A still from Cyberpunk: Edgerunners
| Photo Credit:
Netflix
If you like Ghost in the Shell for its civic paranoia and kinetic tableaux, or Blade Runner for its doomed romance and philosophical circuitry, you’ll probably find a tragic through line in the way Edgerunners turns futurism into bedside grief. And if you enjoyed how Into the Spider-Verse folded a familiar city into visual distortion, you’ll also find similar pleasures of overstimulation over here.
Foreign affairs
Left-Handed Girl shrinks the frame and thickens the politics. Shih-Ching Tsou’s debut feature, co-written with Sean Baker, follows a working-class household in Taipei, Taiwan, where a grandfather’s superstitious dismissal of a little girl’s left hand blooms into a mechanism of control. The film has already begun to travel the festival circuit and markets, and it serves as Taiwan’s submission for Best International Feature this year, which positions it as a national claim-statement about who gets to narrate Taiwanese life now.

Shot on iPhones and edited with a Bakerian appetite for immediacy, the film is at once tender and exasperated. Its camera height frequently matches its brilliant nine-year-old star Nina Ye’s late-night runs through the market, forcing us to read the city in slivers, puddles of neon and the choreography of scooters. Actor’s faces are often framed compact encyclopaedias of feeling, while Tsou stages the city as something that devours and sometimes returns scraps. The left hand itself, becomes a dramaturgical engine that exposes how shame, patriarchy, and economic precarity are taught and inherited.

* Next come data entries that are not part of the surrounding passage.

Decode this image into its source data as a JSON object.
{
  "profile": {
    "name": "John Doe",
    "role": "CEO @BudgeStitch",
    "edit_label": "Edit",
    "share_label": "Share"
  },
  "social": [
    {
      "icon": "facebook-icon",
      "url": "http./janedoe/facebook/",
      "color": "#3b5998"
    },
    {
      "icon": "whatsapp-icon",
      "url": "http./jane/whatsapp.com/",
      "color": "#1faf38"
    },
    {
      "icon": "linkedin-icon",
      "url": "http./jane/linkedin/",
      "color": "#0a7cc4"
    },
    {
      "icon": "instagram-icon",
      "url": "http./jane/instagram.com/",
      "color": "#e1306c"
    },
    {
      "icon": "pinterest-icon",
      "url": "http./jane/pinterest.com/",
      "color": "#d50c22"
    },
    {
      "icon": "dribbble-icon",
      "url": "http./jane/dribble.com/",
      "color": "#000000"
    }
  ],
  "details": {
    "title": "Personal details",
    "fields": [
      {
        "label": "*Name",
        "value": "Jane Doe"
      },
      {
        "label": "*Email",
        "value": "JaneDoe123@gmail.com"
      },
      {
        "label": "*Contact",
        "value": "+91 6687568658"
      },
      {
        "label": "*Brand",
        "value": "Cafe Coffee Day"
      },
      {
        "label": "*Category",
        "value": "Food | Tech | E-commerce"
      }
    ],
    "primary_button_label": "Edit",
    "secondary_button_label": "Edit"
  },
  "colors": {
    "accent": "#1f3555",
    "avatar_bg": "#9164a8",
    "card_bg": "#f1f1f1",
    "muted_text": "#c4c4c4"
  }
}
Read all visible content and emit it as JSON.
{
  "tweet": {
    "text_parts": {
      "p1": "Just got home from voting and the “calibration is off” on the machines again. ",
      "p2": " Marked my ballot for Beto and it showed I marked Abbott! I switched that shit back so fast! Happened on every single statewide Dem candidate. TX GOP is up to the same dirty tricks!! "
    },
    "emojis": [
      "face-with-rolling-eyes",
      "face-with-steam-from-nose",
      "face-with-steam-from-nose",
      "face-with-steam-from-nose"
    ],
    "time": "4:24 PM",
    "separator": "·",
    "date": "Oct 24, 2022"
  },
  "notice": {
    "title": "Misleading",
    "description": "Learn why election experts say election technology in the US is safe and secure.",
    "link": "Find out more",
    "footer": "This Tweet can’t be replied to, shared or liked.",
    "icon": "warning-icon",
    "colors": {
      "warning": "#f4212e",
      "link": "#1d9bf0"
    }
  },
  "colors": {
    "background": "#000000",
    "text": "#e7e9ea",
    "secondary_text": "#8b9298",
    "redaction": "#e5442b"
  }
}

A still from Left-Handed Girl
| Photo Credit:
Netflix
The family’s dogged return to Taipei has the emotional freight of Nomadland, though filtered through the pressures of Taiwanese social obligations. The film also echoes Minari and Shoplifters in the way it traces families improvising dignity under pressure, finding small pockets of grace inside systems that keep shrinking their choices. A climactic family banquet blowout even has the messy, spiralling energy of the dinner sequence in Yi Yi, where decades of resentment break the surface all at once. And it goes without saying that if you’re a fan of Sean Baker’s street-level details of commerce and precarity, you’ll probably enjoy Left-Handed Girl for the way it explores how small humiliations accumulate.
Ctrl+Alt+Cinema is a fortnightly column that brings you handpicked gems from the boundless offerings of world cinema and anime.